Brefkas Ready Records

ROBERT ROTIFER

„Love & Peace is längst im Oasch“

Zum Feiertag und dem FM4-Schwerpunkt „Songs mit Haltung“: Ein paar Blicke auf die politische Seite der österreichischen Popgeschichte. Enthält Drahdiwaberl und Chuzpe.

Eine Kolumne von Robert Rotifer

Jetzt hätte ich ihn fast übersehen, den Nationalfeiertag, den man bei uns im Exil ja vielleicht weniger intensiv feiert als ihr, die ihr heute morgen wahrscheinlich eine Fahnen-mäßige Wurst-Käse-Wurst-Kombination auf dem Frühstücksbrot hattet oder vielleicht einfach nur mit ein bisschen patriotischem Wippen in den Knien durch diesen Tag geht und euren Landsleuten gutgelaunte Blicke der gegenseitigen Wiedererkennung zuwerft: Sind wir nicht was Besonderes?

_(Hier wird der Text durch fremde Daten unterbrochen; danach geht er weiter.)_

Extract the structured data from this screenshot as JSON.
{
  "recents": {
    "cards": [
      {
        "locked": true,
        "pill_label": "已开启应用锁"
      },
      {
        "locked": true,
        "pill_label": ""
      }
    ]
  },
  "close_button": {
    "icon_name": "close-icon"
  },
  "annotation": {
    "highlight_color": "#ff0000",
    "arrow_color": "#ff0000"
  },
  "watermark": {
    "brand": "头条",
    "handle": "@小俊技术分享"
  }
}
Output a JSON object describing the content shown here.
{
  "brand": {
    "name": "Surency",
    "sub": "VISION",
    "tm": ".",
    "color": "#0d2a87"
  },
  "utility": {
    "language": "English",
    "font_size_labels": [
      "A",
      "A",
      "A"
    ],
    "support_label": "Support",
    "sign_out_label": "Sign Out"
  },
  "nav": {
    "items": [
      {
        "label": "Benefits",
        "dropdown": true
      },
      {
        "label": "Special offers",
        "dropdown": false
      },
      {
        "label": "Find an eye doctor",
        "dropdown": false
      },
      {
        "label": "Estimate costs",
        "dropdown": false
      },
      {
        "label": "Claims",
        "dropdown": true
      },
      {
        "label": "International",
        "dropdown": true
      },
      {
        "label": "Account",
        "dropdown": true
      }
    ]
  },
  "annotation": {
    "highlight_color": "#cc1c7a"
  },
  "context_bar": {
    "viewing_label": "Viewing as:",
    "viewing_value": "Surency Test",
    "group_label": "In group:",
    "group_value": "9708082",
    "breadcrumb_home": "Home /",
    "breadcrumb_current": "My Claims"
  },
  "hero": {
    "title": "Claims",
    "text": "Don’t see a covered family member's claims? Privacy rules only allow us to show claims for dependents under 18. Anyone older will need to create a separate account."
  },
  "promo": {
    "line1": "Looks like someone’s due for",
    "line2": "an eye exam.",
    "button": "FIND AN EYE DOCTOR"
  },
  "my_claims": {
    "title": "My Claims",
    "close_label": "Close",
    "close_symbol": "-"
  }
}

Auch irgendwie okay, wenn man solche Irrtümer auf derart harmlose Art verarbeiten kann. Das Vereinigte Königinnenreich zum Beispiel hat keinen Nationalfeiertag, und man hat in den letzten Jahren ja gesehen, wo’s hinführt, wenn man diesen Mangel kompensieren muss.

Dieses Jahr jedenfalls haben mich die Kolleg*innen in der alten Heimat gebeten, was zu ihrem guten Thema des Tages zu schreiben. „Songs mit Haltung“, das klingt doch gleich viel besser als die alte Abturn-Phrase „Pop & Politik“, ich interpretier’s aber einmal der Einfachheit halber hier als dasselbe. Ferner mach ich mir keine Illusionen darüber, warum sie mich gefragt haben. Das hat wohl was mit positiver Altersdiskriminierung zu tun.

Ich meine, als jährlicher Programmschreiber beim Popfest Wien ist mir bewusst, dass es zwischen Rap und Queer Pop heutzutage nur so wimmelt vor Menschen, die Songs mit Haltung schreiben, und das ist eine großartige Verbesserung seit der Zeit meiner Zwanziger (auch bekannt als: Die Öden Neunzigerjahre), als jede Form von Haltung sich unter mindestens drei Meta-Ebenen Ironie verstecken musste, um nicht anstrengend uncool rüberzukommen. Jenseits dieses Vergleichs brauch ich euch hier also kaum was über eure Gegenwart zu erzählen, vielleicht schon eher über die Zeit, als Songs mit Haltung in die österreichische Popkultur eindrangen, die Zeit meiner Kindheit und meiner Teenagerjahre (die Siebziger und Achtziger).

Ich werd erst gar nicht versuchen, euch hier mit irgendeinem Anspruch auf Vollständigkeit zu nerven, denn meine erste Assoziation zu diesem Thema erklärt auch schon, warum das gar nicht ginge: Da erinnere ich mich nämlich an die erste Opernballdemo in Wien 1987 als Protest gegen den Ballbesucher Franz Josef Strauß und die umstrittene Wiederaufbereitungsanlage in Wackersdorf (ich glaub, ich hab diese Geschichte neulich in einem anderen Kontext online wo erzählt, weiß aber nicht mehr wo, auch egal).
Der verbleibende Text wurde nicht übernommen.